BJ sat down with the women of the church, orphan care center, and community at large to talk about public health, hygiene, and basic first aid. The community members were vaguely familiar with the concept of germs, but BJ was able to expand that knowledge and help them apply it through regular hand washing, avoiding sharing cups, and education about not cross-contaminating raw meat with cooked foods while cooking. Those practices are important in any place with any group of people, but in a community where a quarter of the population has compromised immune systems because of HIV, a shared cold or minor food poisoning can quickly become life-threatening. He also addressed when and how to take medication; what fever is, why it is important, and how to treat it; and the proper way to care for burns.
BJ also got to sit in on Dr. Hopper’s veterinary time. The shepherds, in all their shepherd glory, gathered for a question-and-answer time with him. As keepers of livestock, they know their animals and their ailments well, but BJ reflected their amazement as Dr. Hopper attached science to what they experience daily. He was able to advise them on how to make their herds of sheep, goats, and cows more productive, share his testimony with the group, palpate a few cows gloveless (Google it), and leave the shepherds with some practical herd-health tools. In a community where livestock serve as currency and herd size is the predominant financial asset, Dr. Hopper’s veterinary experience provided a practical, valuable in-road for Brett and Allison with the local shepherds.

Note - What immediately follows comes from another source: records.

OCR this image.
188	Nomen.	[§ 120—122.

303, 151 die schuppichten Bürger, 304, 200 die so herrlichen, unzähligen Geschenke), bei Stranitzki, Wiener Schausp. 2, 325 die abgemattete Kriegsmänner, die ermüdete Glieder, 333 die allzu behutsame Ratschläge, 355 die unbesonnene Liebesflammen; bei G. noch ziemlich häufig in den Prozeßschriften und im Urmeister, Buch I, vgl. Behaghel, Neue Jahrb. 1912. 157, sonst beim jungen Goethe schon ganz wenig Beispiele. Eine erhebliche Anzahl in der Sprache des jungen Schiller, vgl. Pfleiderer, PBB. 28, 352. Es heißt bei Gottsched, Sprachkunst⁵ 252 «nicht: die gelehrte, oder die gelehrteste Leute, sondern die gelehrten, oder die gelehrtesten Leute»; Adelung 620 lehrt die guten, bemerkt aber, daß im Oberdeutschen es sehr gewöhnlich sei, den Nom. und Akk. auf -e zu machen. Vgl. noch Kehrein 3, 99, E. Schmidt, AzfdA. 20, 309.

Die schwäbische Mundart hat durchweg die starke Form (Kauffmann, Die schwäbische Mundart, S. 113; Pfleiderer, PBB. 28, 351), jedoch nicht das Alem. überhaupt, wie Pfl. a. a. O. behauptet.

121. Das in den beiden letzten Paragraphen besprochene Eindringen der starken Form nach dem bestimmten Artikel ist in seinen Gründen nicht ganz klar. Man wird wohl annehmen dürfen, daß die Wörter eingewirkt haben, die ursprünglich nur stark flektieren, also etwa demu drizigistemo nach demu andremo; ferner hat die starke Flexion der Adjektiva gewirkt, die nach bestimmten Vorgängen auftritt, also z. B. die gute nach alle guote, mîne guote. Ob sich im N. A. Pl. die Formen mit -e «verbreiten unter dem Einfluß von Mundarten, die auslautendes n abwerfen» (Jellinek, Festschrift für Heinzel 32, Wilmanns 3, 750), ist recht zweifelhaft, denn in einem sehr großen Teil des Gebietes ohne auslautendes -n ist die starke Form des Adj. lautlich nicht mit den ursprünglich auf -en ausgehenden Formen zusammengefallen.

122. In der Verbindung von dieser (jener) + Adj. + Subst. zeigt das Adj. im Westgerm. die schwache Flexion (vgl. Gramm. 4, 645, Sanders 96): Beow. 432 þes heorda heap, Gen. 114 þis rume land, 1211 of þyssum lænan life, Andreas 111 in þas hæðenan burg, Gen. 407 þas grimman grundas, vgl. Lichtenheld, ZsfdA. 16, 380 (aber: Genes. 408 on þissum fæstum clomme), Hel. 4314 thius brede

On their last day of the trip, a little boy jumped out of a car and hit his head hard on the ground. BJ and the team happened to drive by not five minutes later. He was shocked that, while there were people close by, no one was helping him, no one would touch him. As he stepped forward to help, Brett warned him not to touch the boy, either: HIV is spread through bodily fluids, and the boy, though responsive, was bleeding a lot. Finally, someone found gloves, and soon the clinic ambulance arrived. They patched him up, and the boy was fine. As BJ processed what had happened, he was shaken by the fact that the people watching were either too scared or just didn’t know how to help.
BJ was amazed as he saw the women and children of the orphan care center implement better hygiene and handwashing immediately. He saw a shepherd leave the Q & A time, grab another who had missed it, and share the information with him right there. The Basotho people were very open to the gospel and to the story of Jesus, and the highly practical information brought by the team will open more doors for the local church and full-time missionaries to build bridges in the community.
In last month’s issue of Redefined, missionary Brandi Johnson said, “We’ve lived in places where we have been able to disciple people. We’ve lived in places where we were moving rocks, and it was just hard, hard ground. And then, we have lived in the ‘in-betweens’, where we were watering what somebody before us had already planted” (p. 9, Redefined #44). Her metaphors are pulled from the Parable of the Sower and the first few chapters of 1 Corinthians, and the wisdom applies to short-term trips as well as long assignments. BJ said that this trip to Lesotho was the best mission trip he had ever been on. He said, “It felt like we did really good work” because they could feel the Holy Spirit’s preparation. No one gets to choose the preparedness of the soil in which they serve, but in the steep and rocky highlands of Lesotho, BJ and the team found fertile soil.